Snopes.com ran an expose on another of those "miracle in the midst of disaster" pieces this week, this time about the supposed selflessness of the miners in January's Sago mine disaster.
...I work in Buckhannon and the lady who cleans our office was in here late last night as I was still working. She came in very excited that someone was still here so she could share some good news surrounding this incident. I though it was incredibly inspiring, touching, and worth sharing as a testament to God's purpose in all things.
She had a couple relatives who died in the accident, and she knew the family and young man who survived. Randall McCloy apparently has a young family and small children, and those fellow miners who were trapped with him made the decision at least in part to give their oxygen to this young man so he could survive to raise his family. According to her there are notes in several of the deceased miners lunch boxes describing their decision. Her comment was that she knew several of them and that some weren't right with the Lord, but her belief is that the Lord, working in ways we cannot comprehend, opened an opportunity for them to open their hearts to God, and then make an extreme sacrifice of love for another.
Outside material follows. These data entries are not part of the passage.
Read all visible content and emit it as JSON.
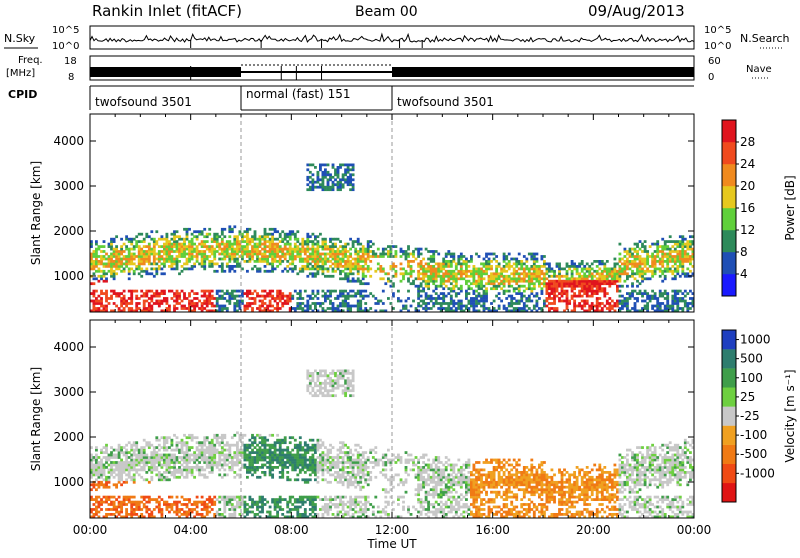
{
  "header": {
    "title": "Rankin Inlet (fitACF)",
    "beam": "Beam 00",
    "date": "09/Aug/2013"
  },
  "strips": {
    "noise_left_label": "N.Sky",
    "noise_right_label": "N.Search",
    "noise_left_ticks": [
      "10^5",
      "10^0"
    ],
    "noise_right_ticks": [
      "10^5",
      "10^0"
    ],
    "freq_label_line1": "Freq.",
    "freq_label_line2": "[MHz]",
    "freq_ticks": [
      "18",
      "8"
    ],
    "nave_label": "Nave",
    "nave_ticks": [
      "60",
      "0"
    ],
    "cpid_label": "CPID"
  },
  "modes": [
    {
      "name": "twofsound 3501",
      "start": 0,
      "end": 6
    },
    {
      "name": "normal (fast) 151",
      "start": 6,
      "end": 12
    },
    {
      "name": "twofsound 3501",
      "start": 12,
      "end": 24
    }
  ],
  "chart_data": [
    {
      "type": "heatmap",
      "name": "power-panel",
      "ylabel": "Slant Range [km]",
      "xlim": [
        0,
        24
      ],
      "ylim": [
        200,
        4600
      ],
      "y_ticks": [
        "1000",
        "2000",
        "3000",
        "4000"
      ],
      "colorbar_label": "Power [dB]",
      "colorbar_ticks": [
        "4",
        "8",
        "12",
        "16",
        "20",
        "24",
        "28"
      ],
      "colorbar_colors": [
        "#1a1aff",
        "#1f4fb5",
        "#2d8a5a",
        "#5fcf3a",
        "#e6c81e",
        "#f08a1e",
        "#f04a1e",
        "#e0141e"
      ]
    },
    {
      "type": "heatmap",
      "name": "velocity-panel",
      "ylabel": "Slant Range [km]",
      "xlabel": "Time UT",
      "xlim": [
        0,
        24
      ],
      "ylim": [
        200,
        4600
      ],
      "y_ticks": [
        "1000",
        "2000",
        "3000",
        "4000"
      ],
      "x_ticks": [
        "00:00",
        "04:00",
        "08:00",
        "12:00",
        "16:00",
        "20:00",
        "00:00"
      ],
      "colorbar_label": "Velocity [m s⁻¹]",
      "colorbar_ticks": [
        "1000",
        "500",
        "100",
        "25",
        "-25",
        "-100",
        "-500",
        "-1000"
      ],
      "colorbar_colors": [
        "#1f3fc0",
        "#2e7d6e",
        "#3f9e4a",
        "#6ed040",
        "#c8c8c8",
        "#f0a020",
        "#f07a14",
        "#f04a14",
        "#e01414"
      ]
    }
  ]
}
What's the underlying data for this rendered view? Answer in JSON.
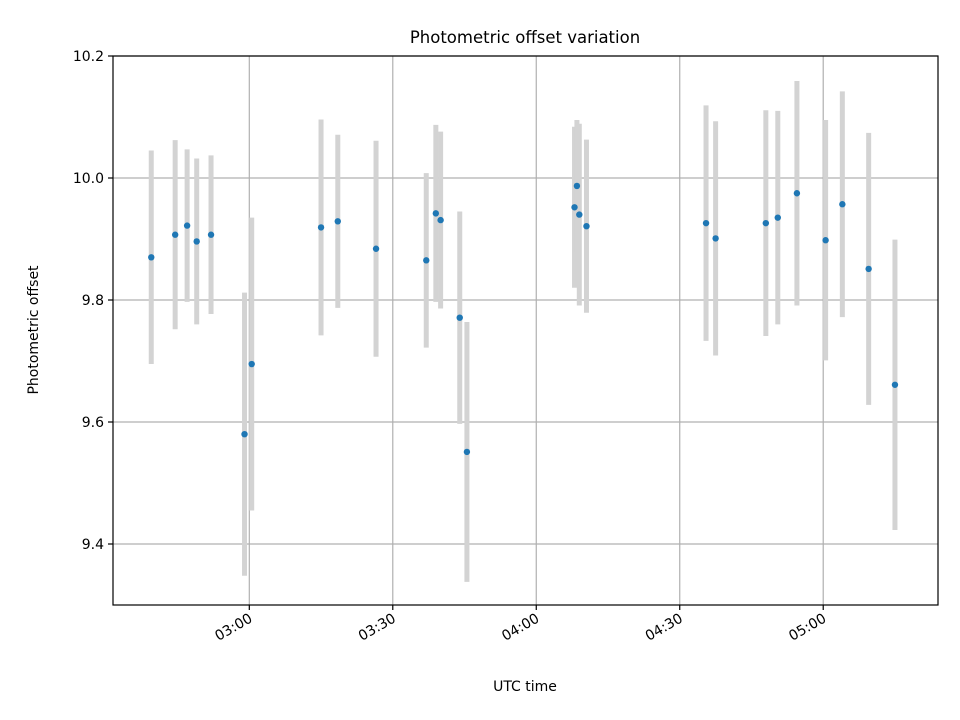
{
  "chart_data": {
    "type": "scatter",
    "title": "Photometric offset variation",
    "xlabel": "UTC time",
    "ylabel": "Photometric offset",
    "xlim": [
      "02:31:30",
      "05:24:00"
    ],
    "ylim": [
      9.3,
      10.2
    ],
    "x_ticks": [
      "03:00",
      "03:30",
      "04:00",
      "04:30",
      "05:00"
    ],
    "y_ticks": [
      9.4,
      9.6,
      9.8,
      10.0,
      10.2
    ],
    "y_tick_labels": [
      "9.4",
      "9.6",
      "9.8",
      "10.0",
      "10.2"
    ],
    "grid": true,
    "colors": {
      "point": "#1f77b4",
      "errorbar": "#d3d3d3",
      "grid": "#b0b0b0"
    },
    "points": [
      {
        "x": "02:39:30",
        "y": 9.87,
        "err": 0.175
      },
      {
        "x": "02:44:30",
        "y": 9.907,
        "err": 0.155
      },
      {
        "x": "02:47:00",
        "y": 9.922,
        "err": 0.125
      },
      {
        "x": "02:49:00",
        "y": 9.896,
        "err": 0.136
      },
      {
        "x": "02:52:00",
        "y": 9.907,
        "err": 0.13
      },
      {
        "x": "02:59:00",
        "y": 9.58,
        "err": 0.232
      },
      {
        "x": "03:00:30",
        "y": 9.695,
        "err": 0.24
      },
      {
        "x": "03:15:00",
        "y": 9.919,
        "err": 0.177
      },
      {
        "x": "03:18:30",
        "y": 9.929,
        "err": 0.142
      },
      {
        "x": "03:26:30",
        "y": 9.884,
        "err": 0.177
      },
      {
        "x": "03:37:00",
        "y": 9.865,
        "err": 0.143
      },
      {
        "x": "03:39:00",
        "y": 9.942,
        "err": 0.145
      },
      {
        "x": "03:40:00",
        "y": 9.931,
        "err": 0.145
      },
      {
        "x": "03:44:00",
        "y": 9.771,
        "err": 0.174
      },
      {
        "x": "03:45:30",
        "y": 9.551,
        "err": 0.213
      },
      {
        "x": "04:08:00",
        "y": 9.952,
        "err": 0.132
      },
      {
        "x": "04:08:30",
        "y": 9.987,
        "err": 0.108
      },
      {
        "x": "04:09:00",
        "y": 9.94,
        "err": 0.149
      },
      {
        "x": "04:10:30",
        "y": 9.921,
        "err": 0.142
      },
      {
        "x": "04:35:30",
        "y": 9.926,
        "err": 0.193
      },
      {
        "x": "04:37:30",
        "y": 9.901,
        "err": 0.192
      },
      {
        "x": "04:48:00",
        "y": 9.926,
        "err": 0.185
      },
      {
        "x": "04:50:30",
        "y": 9.935,
        "err": 0.175
      },
      {
        "x": "04:54:30",
        "y": 9.975,
        "err": 0.184
      },
      {
        "x": "05:00:30",
        "y": 9.898,
        "err": 0.197
      },
      {
        "x": "05:04:00",
        "y": 9.957,
        "err": 0.185
      },
      {
        "x": "05:09:30",
        "y": 9.851,
        "err": 0.223
      },
      {
        "x": "05:15:00",
        "y": 9.661,
        "err": 0.238
      }
    ]
  }
}
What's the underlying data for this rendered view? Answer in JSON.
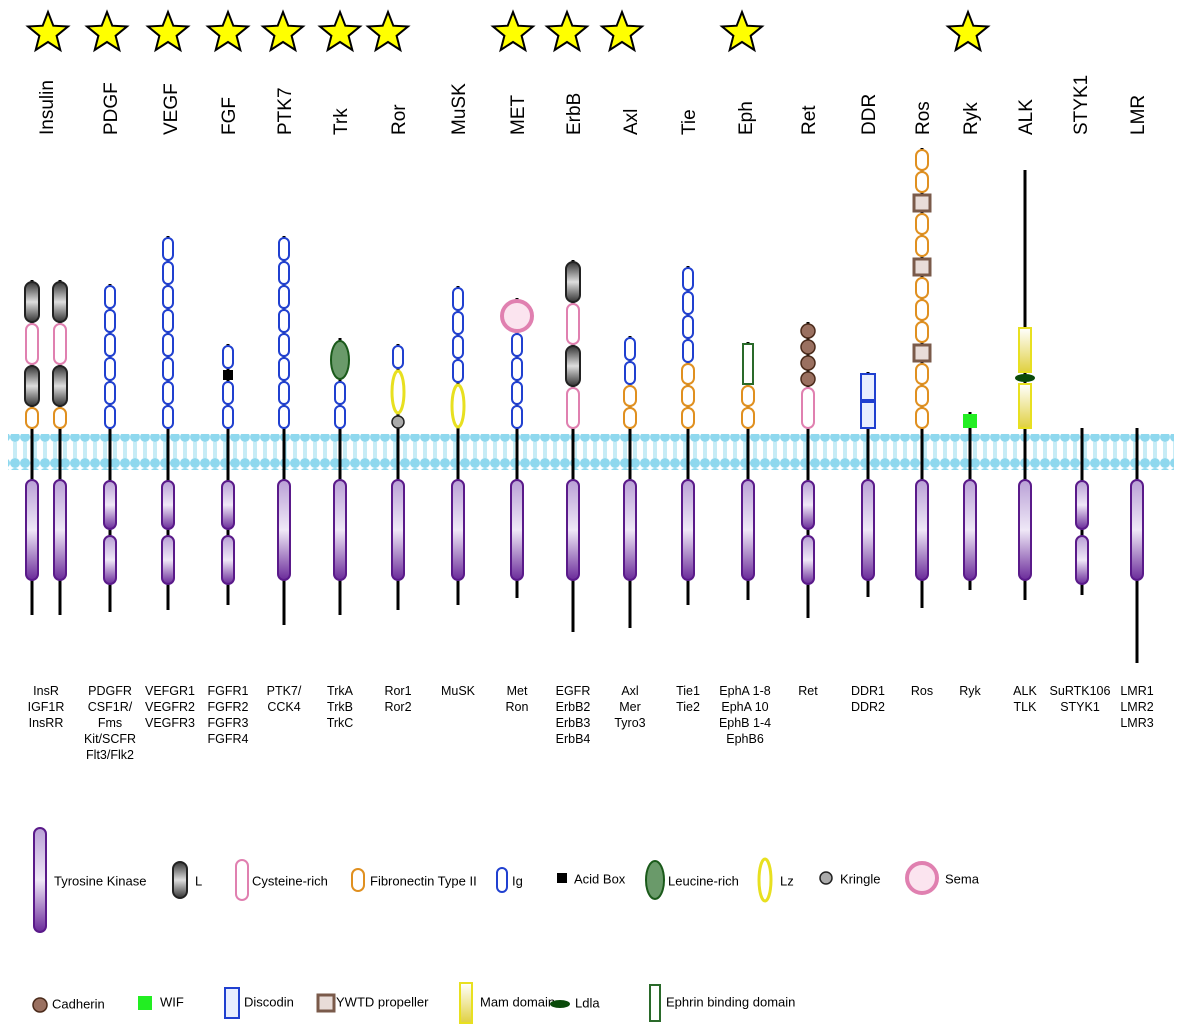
{
  "families": [
    {
      "name": "Insulin",
      "members": [
        "InsR",
        "IGF1R",
        "InsRR"
      ]
    },
    {
      "name": "PDGF",
      "members": [
        "PDGFR",
        "CSF1R/",
        "Fms",
        "Kit/SCFR",
        "Flt3/Flk2"
      ]
    },
    {
      "name": "VEGF",
      "members": [
        "VEFGR1",
        "VEGFR2",
        "VEGFR3"
      ]
    },
    {
      "name": "FGF",
      "members": [
        "FGFR1",
        "FGFR2",
        "FGFR3",
        "FGFR4"
      ]
    },
    {
      "name": "PTK7",
      "members": [
        "PTK7/",
        "CCK4"
      ]
    },
    {
      "name": "Trk",
      "members": [
        "TrkA",
        "TrkB",
        "TrkC"
      ]
    },
    {
      "name": "Ror",
      "members": [
        "Ror1",
        "Ror2"
      ]
    },
    {
      "name": "MuSK",
      "members": [
        "MuSK"
      ]
    },
    {
      "name": "MET",
      "members": [
        "Met",
        "Ron"
      ]
    },
    {
      "name": "ErbB",
      "members": [
        "EGFR",
        "ErbB2",
        "ErbB3",
        "ErbB4"
      ]
    },
    {
      "name": "Axl",
      "members": [
        "Axl",
        "Mer",
        "Tyro3"
      ]
    },
    {
      "name": "Tie",
      "members": [
        "Tie1",
        "Tie2"
      ]
    },
    {
      "name": "Eph",
      "members": [
        "EphA 1-8",
        "EphA 10",
        "EphB 1-4",
        "EphB6"
      ]
    },
    {
      "name": "Ret",
      "members": [
        "Ret"
      ]
    },
    {
      "name": "DDR",
      "members": [
        "DDR1",
        "DDR2"
      ]
    },
    {
      "name": "Ros",
      "members": [
        "Ros"
      ]
    },
    {
      "name": "Ryk",
      "members": [
        "Ryk"
      ]
    },
    {
      "name": "ALK",
      "members": [
        "ALK",
        "TLK"
      ]
    },
    {
      "name": "STYK1",
      "members": [
        "SuRTK106",
        "STYK1"
      ]
    },
    {
      "name": "LMR",
      "members": [
        "LMR1",
        "LMR2",
        "LMR3"
      ]
    }
  ],
  "legend": {
    "items": [
      "Tyrosine Kinase",
      "L",
      "Cysteine-rich",
      "Fibronectin Type II",
      "Ig",
      "Acid Box",
      "Leucine-rich",
      "Lz",
      "Kringle",
      "Sema",
      "Cadherin",
      "WIF",
      "Discodin",
      "YWTD propeller",
      "Mam domain",
      "Ldla",
      "Ephrin binding domain"
    ]
  }
}
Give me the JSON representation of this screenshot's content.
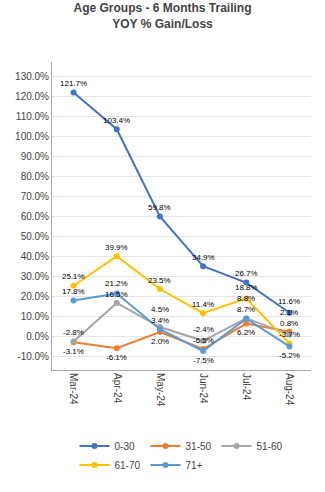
{
  "chart_data": {
    "type": "line",
    "title": "Age Groups - 6 Months Trailing\nYOY % Gain/Loss",
    "categories": [
      "Mar-24",
      "Apr-24",
      "May-24",
      "Jun-24",
      "Jul-24",
      "Aug-24"
    ],
    "series": [
      {
        "name": "0-30",
        "color": "#4472C4",
        "marker": "circle",
        "values": [
          121.7,
          103.4,
          59.8,
          34.9,
          26.7,
          11.6
        ],
        "value_labels": [
          "121.7%",
          "103.4%",
          "59.8%",
          "34.9%",
          "26.7%",
          "11.6%"
        ]
      },
      {
        "name": "31-50",
        "color": "#ED7D31",
        "marker": "circle",
        "values": [
          -3.1,
          -6.1,
          2.0,
          -6.5,
          6.2,
          2.1
        ],
        "value_labels": [
          "-3.1%",
          "-6.1%",
          "2.0%",
          "-6.5%",
          "6.2%",
          "2.1%"
        ]
      },
      {
        "name": "51-60",
        "color": "#A5A5A5",
        "marker": "circle",
        "values": [
          -2.8,
          16.5,
          4.5,
          -2.4,
          8.8,
          0.8
        ],
        "value_labels": [
          "-2.8%",
          "16.5%",
          "4.5%",
          "-2.4%",
          "8.8%",
          "0.8%"
        ]
      },
      {
        "name": "61-70",
        "color": "#FFC000",
        "marker": "circle",
        "values": [
          25.1,
          39.9,
          23.5,
          11.4,
          18.8,
          -3.7
        ],
        "value_labels": [
          "25.1%",
          "39.9%",
          "23.5%",
          "11.4%",
          "18.8%",
          "-3.7%"
        ]
      },
      {
        "name": "71+",
        "color": "#5B9BD5",
        "marker": "circle",
        "values": [
          17.8,
          21.2,
          3.4,
          -7.5,
          8.7,
          -5.2
        ],
        "value_labels": [
          "17.8%",
          "21.2%",
          "3.4%",
          "-7.5%",
          "8.7%",
          "-5.2%"
        ]
      }
    ],
    "ylim": [
      -17,
      137
    ],
    "yticks": [
      {
        "value": -10,
        "label": "-10.0%"
      },
      {
        "value": 0,
        "label": "0.0%"
      },
      {
        "value": 10,
        "label": "10.0%"
      },
      {
        "value": 20,
        "label": "20.0%"
      },
      {
        "value": 30,
        "label": "30.0%"
      },
      {
        "value": 40,
        "label": "40.0%"
      },
      {
        "value": 50,
        "label": "50.0%"
      },
      {
        "value": 60,
        "label": "60.0%"
      },
      {
        "value": 70,
        "label": "70.0%"
      },
      {
        "value": 80,
        "label": "80.0%"
      },
      {
        "value": 90,
        "label": "90.0%"
      },
      {
        "value": 100,
        "label": "100.0%"
      },
      {
        "value": 110,
        "label": "110.0%"
      },
      {
        "value": 120,
        "label": "120.0%"
      },
      {
        "value": 130,
        "label": "130.0%"
      }
    ],
    "grid": true,
    "legend": "bottom",
    "data_labels": true
  }
}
Problem? None of this is true.
Final messages in the form of scribbled notes to loved ones were found on some of the miners, but none of their contents (as released to the media) made mention of oxygen being donated to McCloy.
Several months after the accident, when Randal McCloy was sufficiently recovered to release a statement, the story he told was the opposite of the one presented above: At least four of the miners' air packs did not function, so McCloy shared his own rescuer with another miner, and the miners trapped with him shared theirs with the other three men whose own devices did not work:
I have no problem believing that God works in our lives. I do have a problem with people pursuing their own agendas (packing their churches and spreading their personal brand of theology) by lying about the events in a horrible tragedy. From what we hear, the accident is the result of an inherently dangerous situation exacerbated by reduction of government oversight.
As always, God gives us the tools -- infused morality, reason, science -- to help us improve our own lives. And as usual, we refuse to use those gifts. Having failed to use our gifts to improve the lives of our neighbors, we have no right to turn tragedy into triumph with phony recourse to supposed divine intervention.
The Sago miners died because they pursued a dangerous line of work, because industry put profits before safety and because government decided to take a vacation from protecting its citizens.
What better illustration of St. Paul's dictum that "the wages of sin is death"?